Financial stability risks have increased substantially over the past few months. Weaker growth prospects adversely affect both public and private balance sheets and heighten the challenge of coping with heavy debt burdens. Public balance sheets in many advanced economies are highly vulnerable to rising financing costs, in part owing to the transfer of private risk to the public sector. In the euro area, important steps have been taken to address current problems, but political differences within economies undergoing adjustment and among economies providing support have impeded achievement of a lasting solution.
Meanwhile, the United States is faced with growing doubts over the ability of the political process to achieve a necessary consensus regarding medium-term fiscal adjustment, which is critically important for global stability. As political leaders in these advanced economies have not yet commanded broad political support for sufficiently strengthening macro-financial stability and for implementing growth-enhancing reforms, markets have begun to question their ability to take needed actions. This environment of financial and political weakness elevates concerns about default risk, and demands a coherent strategy to address contagion and strengthen financial systems.
The euro area sovereign credit strain from high-spread countries is estimated to have had a direct impact of about €200 billion on banks in the European Union since the outbreak of the sovereign debt crisis in 2010. This estimate does not measure the capital needs of banks, which would require a full assessment of bank balance sheets and income positions. Rather, it seeks to approximate the increase in sovereign credit risk experienced by banks over the past two years. These effects are amplified through the network of highly interconnected and leveraged financial institutions; when including interbank exposures to the same countries, the size of spillovers increases by about one half.

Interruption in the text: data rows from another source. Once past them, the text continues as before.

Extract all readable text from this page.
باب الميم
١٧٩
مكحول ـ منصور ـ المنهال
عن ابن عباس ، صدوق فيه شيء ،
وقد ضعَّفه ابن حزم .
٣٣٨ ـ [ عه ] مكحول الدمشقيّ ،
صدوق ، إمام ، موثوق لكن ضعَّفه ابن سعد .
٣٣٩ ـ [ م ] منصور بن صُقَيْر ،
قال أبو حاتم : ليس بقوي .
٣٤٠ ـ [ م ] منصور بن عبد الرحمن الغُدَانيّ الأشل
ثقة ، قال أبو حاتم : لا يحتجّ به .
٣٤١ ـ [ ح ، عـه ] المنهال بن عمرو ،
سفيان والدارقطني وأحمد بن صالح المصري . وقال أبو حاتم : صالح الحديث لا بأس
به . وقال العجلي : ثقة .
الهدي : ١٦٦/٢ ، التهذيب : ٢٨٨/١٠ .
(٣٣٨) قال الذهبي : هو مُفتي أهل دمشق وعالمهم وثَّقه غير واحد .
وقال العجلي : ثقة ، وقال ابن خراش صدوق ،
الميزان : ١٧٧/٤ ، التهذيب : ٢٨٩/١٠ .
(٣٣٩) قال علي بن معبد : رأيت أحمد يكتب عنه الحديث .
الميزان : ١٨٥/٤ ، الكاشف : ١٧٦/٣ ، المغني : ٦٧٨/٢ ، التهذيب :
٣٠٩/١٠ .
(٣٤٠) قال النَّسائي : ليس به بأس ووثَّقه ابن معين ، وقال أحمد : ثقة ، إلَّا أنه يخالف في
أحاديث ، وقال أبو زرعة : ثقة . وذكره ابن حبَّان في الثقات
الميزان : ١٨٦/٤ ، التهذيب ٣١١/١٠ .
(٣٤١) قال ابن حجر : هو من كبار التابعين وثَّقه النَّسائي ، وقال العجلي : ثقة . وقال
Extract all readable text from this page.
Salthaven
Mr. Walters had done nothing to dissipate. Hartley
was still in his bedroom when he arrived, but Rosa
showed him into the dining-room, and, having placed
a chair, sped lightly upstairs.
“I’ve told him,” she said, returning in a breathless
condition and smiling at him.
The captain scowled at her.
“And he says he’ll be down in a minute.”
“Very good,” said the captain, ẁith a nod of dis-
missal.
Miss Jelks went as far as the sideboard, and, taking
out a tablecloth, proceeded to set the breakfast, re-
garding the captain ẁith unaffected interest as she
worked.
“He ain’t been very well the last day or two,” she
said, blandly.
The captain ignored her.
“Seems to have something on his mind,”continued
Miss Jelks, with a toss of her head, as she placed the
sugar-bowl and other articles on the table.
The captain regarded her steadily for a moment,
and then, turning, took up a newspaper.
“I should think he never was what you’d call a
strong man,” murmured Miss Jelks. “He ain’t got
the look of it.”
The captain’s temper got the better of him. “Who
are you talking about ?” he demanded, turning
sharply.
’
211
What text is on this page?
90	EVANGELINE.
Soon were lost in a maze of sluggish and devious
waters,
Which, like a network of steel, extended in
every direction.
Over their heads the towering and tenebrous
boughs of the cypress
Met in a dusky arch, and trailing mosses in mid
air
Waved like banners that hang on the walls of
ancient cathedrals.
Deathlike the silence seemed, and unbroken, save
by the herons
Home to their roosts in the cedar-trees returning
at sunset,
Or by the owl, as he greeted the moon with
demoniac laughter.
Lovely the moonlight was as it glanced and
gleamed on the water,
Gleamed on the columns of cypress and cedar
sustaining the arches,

Banks in some economies have already lost access to private funding markets. This raises the risk of more severe deleveraging, credit contraction and economic drag, unless adequate actions are taken to deal with the sources of sovereign risk—through credible fiscal consolidation strategies—and to address the potential consequences for the financial system—through enhancing the robustness of banks.
The Global Financial Stability Report cautions that low policy rates, although necessary under current conditions, can carry longer-term threats to financial stability. With growth remaining sluggish in the advanced economies, low rates are appropriate as a natural policy response to weak economic activity. Nevertheless, in many advanced economies some sectors are still trapped in the repair-and-recovery phase of the credit cycle because balance sheet repair has been incomplete, while a search for yield is pushing some other segments to become more leveraged and hence vulnerable again. Moreover, low rates are diverting credit creation into more opaque channels, such as the shadow banking system. These conditions increase the potential for a sharper and more powerful turn in the credit cycle, risking greater deterioration in asset quality in the event of new shocks. Stepped-up balance sheet repair and appropriate macro-prudential policies can help contain these risks.